HEM ÖĞRENCİLER HEM AKADEMİSYENLER İÇİN YIKIM

Piri Reis Üniversitesi’ne ilk adımı attığımızda bizlere vaat edilenler şunlardı: %100 iş garantisi, vadeli öğrenim bursu, kulüpler ve okulda yapılan türlü etkinlikler, oldukça nitelikli ve saygın bir eğitim. Bunları ilk duyduğunuzda haliyle büyüleniyorsunuz.

Ama bir de gelin gerçeklere bakalım. İş garantisi tek bir bölüm için. Vadeli öğrenim bursu kesilmek üzere. Okulda bütçe yetersizliği denilerek kulüplerin açtırılmaması ve kulüp bütçelerinin kesilmesi. Nitelikli dedikleri eğitime ise değinmek bile istemiyoruz.

Sonuçta okul mütevelli heyeti tarafından yönetiliyor. Peki kim bu mütevelli heyeti? Her türden armatör ve iş adamı toplamı bir heyet. Okulu yönetenler armatörler ve iş adamları olunca haliyle bizde müşteriler oluyoruz. Öğrenciyi kaz gibi yolmak için yaz okulundan yemekhaneye kadar her yol deneniyor.

Sonuç olarak eğitim ve üniversite paralı hale gelirse, üniversiteyi armatörler ve iş adamları yönetirse bu bizim çok yakından gördüğümüz ve deneyimlediğimiz gibi hem akademisyenler hem öğrenciler için yıkıma sebep oluyor.

PARASIZ, BİLİMSEL EĞİTİM İSTİYORUZ

Bizler ders yükü yüzünden hocalarımızdan niteliksiz eğitim almak istemiyoruz.
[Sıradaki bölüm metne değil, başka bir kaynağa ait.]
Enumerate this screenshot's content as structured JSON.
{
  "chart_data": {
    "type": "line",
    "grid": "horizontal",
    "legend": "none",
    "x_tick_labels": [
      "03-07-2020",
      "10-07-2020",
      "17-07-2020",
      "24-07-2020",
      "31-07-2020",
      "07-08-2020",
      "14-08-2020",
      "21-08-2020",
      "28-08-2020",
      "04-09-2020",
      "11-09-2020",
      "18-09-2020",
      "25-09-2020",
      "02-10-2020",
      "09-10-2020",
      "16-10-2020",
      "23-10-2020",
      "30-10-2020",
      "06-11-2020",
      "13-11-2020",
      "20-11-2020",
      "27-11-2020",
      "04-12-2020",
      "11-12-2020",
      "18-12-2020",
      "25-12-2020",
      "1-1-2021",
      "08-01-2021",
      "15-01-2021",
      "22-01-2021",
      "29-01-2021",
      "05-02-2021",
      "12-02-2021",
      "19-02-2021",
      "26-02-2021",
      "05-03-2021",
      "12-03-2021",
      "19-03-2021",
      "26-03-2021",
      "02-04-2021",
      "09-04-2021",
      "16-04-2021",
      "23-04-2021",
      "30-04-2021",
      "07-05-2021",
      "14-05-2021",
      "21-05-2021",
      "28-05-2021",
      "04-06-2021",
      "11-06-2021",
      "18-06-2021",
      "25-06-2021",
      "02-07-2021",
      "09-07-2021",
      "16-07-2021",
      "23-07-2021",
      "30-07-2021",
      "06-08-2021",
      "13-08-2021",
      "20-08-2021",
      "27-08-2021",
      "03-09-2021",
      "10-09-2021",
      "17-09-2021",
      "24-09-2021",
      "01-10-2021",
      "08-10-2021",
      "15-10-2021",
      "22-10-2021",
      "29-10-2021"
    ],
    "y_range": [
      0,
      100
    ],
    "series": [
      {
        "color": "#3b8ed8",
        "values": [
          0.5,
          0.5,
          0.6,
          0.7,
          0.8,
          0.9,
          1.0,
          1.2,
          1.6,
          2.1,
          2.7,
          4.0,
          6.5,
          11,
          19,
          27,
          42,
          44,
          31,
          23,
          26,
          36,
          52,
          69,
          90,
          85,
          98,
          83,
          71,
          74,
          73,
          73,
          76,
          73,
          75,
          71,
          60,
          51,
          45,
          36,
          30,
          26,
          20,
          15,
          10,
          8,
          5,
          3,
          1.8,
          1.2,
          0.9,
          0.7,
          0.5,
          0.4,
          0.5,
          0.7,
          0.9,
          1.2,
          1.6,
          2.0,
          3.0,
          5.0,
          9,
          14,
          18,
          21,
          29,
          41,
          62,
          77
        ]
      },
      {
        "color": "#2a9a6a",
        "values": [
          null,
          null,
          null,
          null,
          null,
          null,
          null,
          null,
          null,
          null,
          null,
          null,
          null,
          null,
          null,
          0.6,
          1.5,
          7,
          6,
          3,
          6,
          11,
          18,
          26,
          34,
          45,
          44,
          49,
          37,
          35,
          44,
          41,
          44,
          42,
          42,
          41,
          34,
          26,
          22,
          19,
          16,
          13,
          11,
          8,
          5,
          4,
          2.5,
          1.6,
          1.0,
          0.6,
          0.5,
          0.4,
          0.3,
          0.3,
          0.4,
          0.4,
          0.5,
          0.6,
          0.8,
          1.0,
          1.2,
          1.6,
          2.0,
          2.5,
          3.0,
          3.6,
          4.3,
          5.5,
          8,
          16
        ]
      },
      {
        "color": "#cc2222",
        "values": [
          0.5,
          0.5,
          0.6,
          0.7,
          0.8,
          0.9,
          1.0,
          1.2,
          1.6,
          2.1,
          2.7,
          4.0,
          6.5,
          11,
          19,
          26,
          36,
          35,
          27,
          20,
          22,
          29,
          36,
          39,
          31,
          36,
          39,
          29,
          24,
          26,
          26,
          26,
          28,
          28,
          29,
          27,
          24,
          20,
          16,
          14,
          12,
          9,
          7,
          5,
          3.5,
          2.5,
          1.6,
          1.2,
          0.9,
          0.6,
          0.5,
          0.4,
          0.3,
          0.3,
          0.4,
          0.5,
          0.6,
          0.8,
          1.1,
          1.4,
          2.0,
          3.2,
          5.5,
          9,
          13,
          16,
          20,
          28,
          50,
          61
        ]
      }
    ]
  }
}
Bizler yaz okulunda kredi başına 600-700 tl ödemek istemiyoruz. Bizler iş adamları ve armatörlerin üniversitenin sahipleri olduğu bir eğitim sistemi istemiyoruz.

Eğitim parasız, bilimsel olmalı. Kâr amacı gütmemeli. En önemlisi de nitelikli olmalıdır. Ama tabii ki eğitimdeki bu dönüşme bizlere gökten zembille inmeyecektir. İş adamları ve armatörler halinden memnun. Halinden memnun olmayanlar biz öğrencileriz. Bizler kendi mücadelemizle parasız, bilimsel ve nitelikli eğitime sahip olabiliriz. O halde hadi hep beraber parasız, bilimsel ve nitelikli eğitim için mücadeleye.

 

ÖNCEKİ HABER

“Eğitimli Sığlık”tan kurtulmak için

SONRAKİ HABER

Cam grevi yasaklandı, işçi kararlı tutum bekliyor

Sefer Selvi Karikatürleri
Evrensel Gazetesi Birinci Sayfa
Evrensel Ege Sayfaları
EVRENSEL EGE

Ege'den daha fazla haber, röportaj, mektup, analiz ve köşe yazısı...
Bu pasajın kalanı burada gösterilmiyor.